Dopo la carestia e la guerra, una nuova piaga si abbatte su Milano: la peste. I monatti, le
persone che avevano il compito di portare gli appestati al Lazzaretto o alle fosse comuni,
hanno preso il possesso dell'intera città. Tra le vittime della peste c’è anche Don Rodrigo
che, recatosi a Milano, dopo aver passato la notte in preda agli incubi e al malessere,
scopre di essere malato. Il signorotto manda quindi il Griso a chiamare un famoso chirurgo
che si preoccupa della guarigione dei malati senza denunciarli alle autorità Sanitarie, ma il
suo bravo più fedele lo tradisce e al posto del dottore sopraggiungono i monatti che lo
portano al Lazzaretto. La sorte del servitore però non è migliore di quella del suo padrone:
la malattia colpisce anche lui e lo porta alla morte.

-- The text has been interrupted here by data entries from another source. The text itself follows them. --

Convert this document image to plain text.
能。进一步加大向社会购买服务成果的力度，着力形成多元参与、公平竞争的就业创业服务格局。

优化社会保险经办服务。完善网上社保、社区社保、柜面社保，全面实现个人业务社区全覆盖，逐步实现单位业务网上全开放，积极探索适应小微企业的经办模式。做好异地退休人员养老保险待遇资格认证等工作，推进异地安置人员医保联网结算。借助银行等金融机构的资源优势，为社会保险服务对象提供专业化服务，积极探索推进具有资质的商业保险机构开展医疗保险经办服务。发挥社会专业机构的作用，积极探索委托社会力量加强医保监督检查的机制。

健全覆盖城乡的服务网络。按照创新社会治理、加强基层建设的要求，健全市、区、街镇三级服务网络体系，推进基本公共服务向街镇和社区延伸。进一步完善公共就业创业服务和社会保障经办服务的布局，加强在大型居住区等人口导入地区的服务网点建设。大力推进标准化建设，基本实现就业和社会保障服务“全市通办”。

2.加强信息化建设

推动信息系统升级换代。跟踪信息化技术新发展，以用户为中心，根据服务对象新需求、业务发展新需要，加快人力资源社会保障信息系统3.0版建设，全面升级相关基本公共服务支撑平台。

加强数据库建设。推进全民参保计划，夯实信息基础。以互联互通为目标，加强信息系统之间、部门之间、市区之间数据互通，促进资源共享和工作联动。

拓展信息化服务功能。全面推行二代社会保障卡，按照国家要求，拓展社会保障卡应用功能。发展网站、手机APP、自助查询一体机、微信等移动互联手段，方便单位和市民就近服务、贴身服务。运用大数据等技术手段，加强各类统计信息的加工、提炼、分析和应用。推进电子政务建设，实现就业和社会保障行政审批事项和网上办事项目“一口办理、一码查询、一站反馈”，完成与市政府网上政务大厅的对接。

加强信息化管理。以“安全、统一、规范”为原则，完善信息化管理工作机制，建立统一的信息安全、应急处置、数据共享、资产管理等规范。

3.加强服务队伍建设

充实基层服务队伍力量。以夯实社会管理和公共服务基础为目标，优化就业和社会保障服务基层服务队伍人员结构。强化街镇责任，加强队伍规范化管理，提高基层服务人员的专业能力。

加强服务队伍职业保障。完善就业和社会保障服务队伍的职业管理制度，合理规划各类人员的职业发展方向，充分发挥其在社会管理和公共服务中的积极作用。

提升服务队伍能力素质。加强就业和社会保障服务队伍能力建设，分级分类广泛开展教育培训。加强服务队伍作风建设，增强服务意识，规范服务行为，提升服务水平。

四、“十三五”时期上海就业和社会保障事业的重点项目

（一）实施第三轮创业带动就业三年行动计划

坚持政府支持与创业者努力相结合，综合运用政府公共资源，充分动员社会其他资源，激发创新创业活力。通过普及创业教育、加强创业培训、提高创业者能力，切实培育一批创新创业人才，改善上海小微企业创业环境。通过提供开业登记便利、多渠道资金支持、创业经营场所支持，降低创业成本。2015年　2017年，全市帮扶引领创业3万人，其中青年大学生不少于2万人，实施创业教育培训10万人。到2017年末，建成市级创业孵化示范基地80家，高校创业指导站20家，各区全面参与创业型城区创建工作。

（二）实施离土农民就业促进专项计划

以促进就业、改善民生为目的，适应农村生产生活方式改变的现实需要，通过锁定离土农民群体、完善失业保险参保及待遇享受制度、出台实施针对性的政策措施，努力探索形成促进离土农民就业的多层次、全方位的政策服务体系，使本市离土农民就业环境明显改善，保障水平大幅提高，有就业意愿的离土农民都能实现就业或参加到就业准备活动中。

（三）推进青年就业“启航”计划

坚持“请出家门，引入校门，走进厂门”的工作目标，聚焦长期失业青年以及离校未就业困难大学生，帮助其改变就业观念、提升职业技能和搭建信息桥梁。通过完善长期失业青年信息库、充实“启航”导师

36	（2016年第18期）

Persino Renzo si ammala e, una volta guarito, decide di ritornare al suo paese perché
sente nostalgia di Lucia, ma per le strade incontra Don Abbondio, che lo incita a fuggire e
lo ragguaglia sugli ultimi avvenimenti. Il ragazzo, amareggiato per aver trovato il suo
paese distrutto (Perpetua è morta e della sua vigna rimane poco e niente) decide di partire
per Milano alla ricerca della sua amata.
I giorni successivi egli osserva ogni carro di appestati che incontra, cercando il corpo di
Lucia, ma non lo trova. Finalmente giunge alla casa di donna Prassede e scopre così che
la ragazza si trova al Lazzaretto dove si sta prendendo cura degli ammalati. In questo
luogo ha occasione di incontrare anche Fra' Cristoforo e Don Rodrigo in punto di morte e
poi, finalmente, di riabbracciare la sua promessa che, però, è sempre intenzionata a
tenere fede al suo voto. Il ragazzo non si rassegna e chiede a Fra' Cristoforo di
intervenire: così il frate scioglie Lucia dal suo voto spiegandole che non è possibile offrire
al Signore la volontà di un altro. Poco dopo la pioggia inizia a cadere su Milano portando
via la peste.
Lucia, uscita dal Lazzaretto viene ospitata in casa della vedova che ha curato e lì
apprende della morte di Fra' Cristoforo, di Don Ferrante e di Donna Prassede e del
cammino di espiazione iniziato dalla Monaca di Monza. Arriviamo così al 1630, anno in cui
i due promessi sposi, con Agnese e la vedova riescono a fare ritorno nel paesino del
bergamasco in cui tutto ha avuto inzio e dove al posto di Don Rodrigo è subentrato un
marchese che acquista le loro case a un prezzo molto più alto del valore effettivo per
aiutarli. Le nozze possono così finalmente essere celebrate. Renzo diventa socio di
Bortolo e i due acquistano un filatoio. Poco dopo nasce Maria, la prima dei figli della
coppia.
I due sposi suggeriscono la morale del racconto: quando i guai bussano alla porta ciò che
conta è affidarsi a Dio, solo così è possibile riuscire a rendere le disavventure un buon
mezzo per costruire una vita migliore.